I don't think AI is actually that good at summarizing. It doesn't understand the text and is prone to hallucinate. I wouldn't trust an AI summary for anything important.

Also search just seems like overkill. If I type in "population of london", i just want to be taken to a reputable site like wikipedia. I don't want a guessing machine to tell me.

Other use cases maybe. But there are so many poor uses of AI, it's hard to take any of it seriously.

[–] ArchRecord@lemm.ee -4 points 2 weeks ago* (last edited 2 weeks ago) (16 children)

I don’t think AI is actually that good at summarizing.

It really depends on the type and size of text you want it to summarize.

For instance, it'll only give you a very, very simplistic overview of a large research paper that uses technical terms, but if you want to to compress down a bullet point list, or take one paragraph and turn it into some bullet points, it'll usually do that without any issues.

Edit: I truly don't understand why I'm getting downvoted for this. LLMs are actually relatively good at summarizing small, low-context-necessary pieces of information into bullet points. They're quite literally made as code that interprets the likelihood of text based on an input. Giving it a small amount of text to rewrite or recontextualize is one of its best strengths. That's why it was originally mostly implemented as a tool to reword small isolated sections in articles, emails, and papers, before the technology was improved.

It's when they get to larger pieces of information, like meetings, books, wikipedia articles, etc, that they begin to break down, due to the nature of the technology itself. (context windows, lack of external resources that humans are able to integrate into their writing, but LLMs can't fully incorporate on the same level)

[–] jjjalljs@ttrpg.network 7 points 2 weeks ago (1 children)

But if the text you're working on is small, you could just do it yourself. You don't need an expensive guessing machine.

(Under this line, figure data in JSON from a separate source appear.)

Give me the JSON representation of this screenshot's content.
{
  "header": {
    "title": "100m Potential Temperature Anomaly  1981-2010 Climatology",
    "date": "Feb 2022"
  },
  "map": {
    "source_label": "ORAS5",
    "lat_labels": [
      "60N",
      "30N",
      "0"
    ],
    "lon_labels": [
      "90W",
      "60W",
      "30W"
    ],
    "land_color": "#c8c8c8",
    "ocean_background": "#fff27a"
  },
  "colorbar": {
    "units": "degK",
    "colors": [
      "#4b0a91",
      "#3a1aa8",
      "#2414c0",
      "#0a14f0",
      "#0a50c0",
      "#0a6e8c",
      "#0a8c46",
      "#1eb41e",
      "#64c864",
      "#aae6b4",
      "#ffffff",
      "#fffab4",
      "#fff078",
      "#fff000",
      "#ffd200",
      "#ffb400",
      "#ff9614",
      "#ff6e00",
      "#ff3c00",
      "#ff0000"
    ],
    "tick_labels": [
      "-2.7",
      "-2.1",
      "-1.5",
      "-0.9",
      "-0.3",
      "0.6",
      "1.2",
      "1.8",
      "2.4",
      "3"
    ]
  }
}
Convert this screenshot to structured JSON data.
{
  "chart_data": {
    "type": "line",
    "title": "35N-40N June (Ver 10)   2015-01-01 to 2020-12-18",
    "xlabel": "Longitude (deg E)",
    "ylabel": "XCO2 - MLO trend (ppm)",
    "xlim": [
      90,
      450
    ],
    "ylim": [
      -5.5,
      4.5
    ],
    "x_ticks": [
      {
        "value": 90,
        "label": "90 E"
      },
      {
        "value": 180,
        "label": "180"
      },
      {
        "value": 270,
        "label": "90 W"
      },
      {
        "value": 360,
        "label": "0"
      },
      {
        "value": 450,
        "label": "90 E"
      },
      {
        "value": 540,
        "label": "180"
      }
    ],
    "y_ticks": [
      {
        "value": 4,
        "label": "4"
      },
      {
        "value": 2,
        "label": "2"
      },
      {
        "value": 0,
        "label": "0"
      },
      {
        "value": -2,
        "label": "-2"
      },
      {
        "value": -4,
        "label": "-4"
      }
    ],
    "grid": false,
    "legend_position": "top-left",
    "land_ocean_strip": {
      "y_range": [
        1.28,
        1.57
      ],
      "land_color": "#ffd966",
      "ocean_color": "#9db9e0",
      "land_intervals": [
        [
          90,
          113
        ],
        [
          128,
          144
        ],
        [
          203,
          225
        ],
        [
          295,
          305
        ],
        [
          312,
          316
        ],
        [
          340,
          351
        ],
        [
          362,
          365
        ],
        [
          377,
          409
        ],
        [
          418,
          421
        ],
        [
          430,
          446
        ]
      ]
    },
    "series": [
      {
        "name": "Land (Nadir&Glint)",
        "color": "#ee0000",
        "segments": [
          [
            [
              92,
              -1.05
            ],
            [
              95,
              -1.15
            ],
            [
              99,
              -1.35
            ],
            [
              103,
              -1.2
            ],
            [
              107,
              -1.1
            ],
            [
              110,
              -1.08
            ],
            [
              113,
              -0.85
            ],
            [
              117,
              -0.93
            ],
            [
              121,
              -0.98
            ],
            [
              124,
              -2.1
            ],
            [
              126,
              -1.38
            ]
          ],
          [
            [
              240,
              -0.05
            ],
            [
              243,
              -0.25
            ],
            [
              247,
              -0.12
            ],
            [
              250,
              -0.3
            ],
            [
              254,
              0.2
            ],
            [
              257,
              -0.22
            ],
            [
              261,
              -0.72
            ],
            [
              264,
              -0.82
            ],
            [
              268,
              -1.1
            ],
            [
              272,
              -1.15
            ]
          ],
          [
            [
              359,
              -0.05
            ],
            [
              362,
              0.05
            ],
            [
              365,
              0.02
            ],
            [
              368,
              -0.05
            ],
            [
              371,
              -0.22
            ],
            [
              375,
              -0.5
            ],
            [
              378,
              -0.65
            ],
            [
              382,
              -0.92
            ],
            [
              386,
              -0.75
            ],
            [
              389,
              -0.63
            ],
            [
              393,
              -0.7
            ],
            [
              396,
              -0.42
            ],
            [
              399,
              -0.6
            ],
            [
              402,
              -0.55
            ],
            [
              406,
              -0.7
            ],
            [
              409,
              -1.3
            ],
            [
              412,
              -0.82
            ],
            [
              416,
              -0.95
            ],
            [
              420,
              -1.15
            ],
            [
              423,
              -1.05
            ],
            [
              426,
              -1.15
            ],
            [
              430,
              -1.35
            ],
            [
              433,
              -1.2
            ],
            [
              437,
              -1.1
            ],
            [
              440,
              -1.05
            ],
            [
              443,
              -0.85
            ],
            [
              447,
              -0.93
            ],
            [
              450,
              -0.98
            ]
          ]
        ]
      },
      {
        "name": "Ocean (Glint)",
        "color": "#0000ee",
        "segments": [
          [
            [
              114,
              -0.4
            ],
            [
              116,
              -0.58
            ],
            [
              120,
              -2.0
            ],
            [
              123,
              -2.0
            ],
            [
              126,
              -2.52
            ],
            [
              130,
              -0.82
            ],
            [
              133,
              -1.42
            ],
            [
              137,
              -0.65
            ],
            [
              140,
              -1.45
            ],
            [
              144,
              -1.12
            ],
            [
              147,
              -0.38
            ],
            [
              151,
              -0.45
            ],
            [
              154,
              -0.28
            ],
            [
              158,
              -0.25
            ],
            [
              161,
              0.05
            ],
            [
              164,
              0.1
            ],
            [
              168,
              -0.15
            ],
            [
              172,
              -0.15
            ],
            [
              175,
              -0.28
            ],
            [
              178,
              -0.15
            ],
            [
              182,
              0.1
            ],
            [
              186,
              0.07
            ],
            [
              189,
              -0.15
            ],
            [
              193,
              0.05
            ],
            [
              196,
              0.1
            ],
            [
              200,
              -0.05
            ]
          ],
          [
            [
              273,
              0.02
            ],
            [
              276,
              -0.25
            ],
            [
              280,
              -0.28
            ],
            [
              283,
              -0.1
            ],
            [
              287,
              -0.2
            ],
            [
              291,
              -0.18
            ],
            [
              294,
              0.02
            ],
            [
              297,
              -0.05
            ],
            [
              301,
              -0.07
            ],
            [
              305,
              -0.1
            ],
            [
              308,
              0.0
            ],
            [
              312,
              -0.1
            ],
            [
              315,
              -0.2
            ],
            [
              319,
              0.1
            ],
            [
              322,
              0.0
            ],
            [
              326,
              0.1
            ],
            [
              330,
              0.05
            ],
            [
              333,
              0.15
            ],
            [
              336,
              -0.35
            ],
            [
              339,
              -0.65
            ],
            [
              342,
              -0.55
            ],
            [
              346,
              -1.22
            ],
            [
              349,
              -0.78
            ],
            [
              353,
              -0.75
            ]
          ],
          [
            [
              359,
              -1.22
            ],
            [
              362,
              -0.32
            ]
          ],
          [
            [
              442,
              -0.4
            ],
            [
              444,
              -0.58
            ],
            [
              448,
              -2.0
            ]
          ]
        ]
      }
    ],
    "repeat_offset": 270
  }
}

Like, if I built a rube-goldberg machine using twenty rubber ducks, a diesel engine, and a blender to tie my shoes, and it gets it right most of the time, that's impressive. but also kind of a stupid waste, because I could've just tied them with my hands.

[–] ArchRecord@lemm.ee 1 points 2 weeks ago

you could just do it yourself.

Personally, I think that wholly depends on the context.

For example, if someone's having part of their email rewritten because they feel the tone was a bit off, they're usually doing that because their own attempts to do so weren't working for them, and they wanted a secondary... not exactly opinion, since it's a machine obviously, but at least an attempt that's outside whatever their brain might currently be locked into trying to do.

I know I've gotten stuck for way too long wondering why my writing felt so off, only to have someone give me a quick suggestion that cleared it all up, so I can see how this would be helpful, while also not always being something they can easily or quickly do themselves.

Also, there are legitimately just many use cases for applications using LLMs to parse small pieces of data on behalf of an application better than simple regex equations, for instance.

For example, Linkwarden, a popular open source link management software, (on an opt-in basis) uses LLMs to just automatically tag your links based on the contents of the page. When I'm importing thousands of bookmarks for the first time, even though each individual task is short to do, in terms of just looking at the link and assigning the proper tags, and is not something that takes significant mental effort on its own, I don't want to do that thousands of times if the LLM will get it done much faster with accuracy that's good enough for my use case.

I can definitely agree with you in a broader sense though, since at this point I've seen people write 2 sentence emails and short comments using AI before, using prompts even longer than the output, and that I can 100% agree is entirely pointless.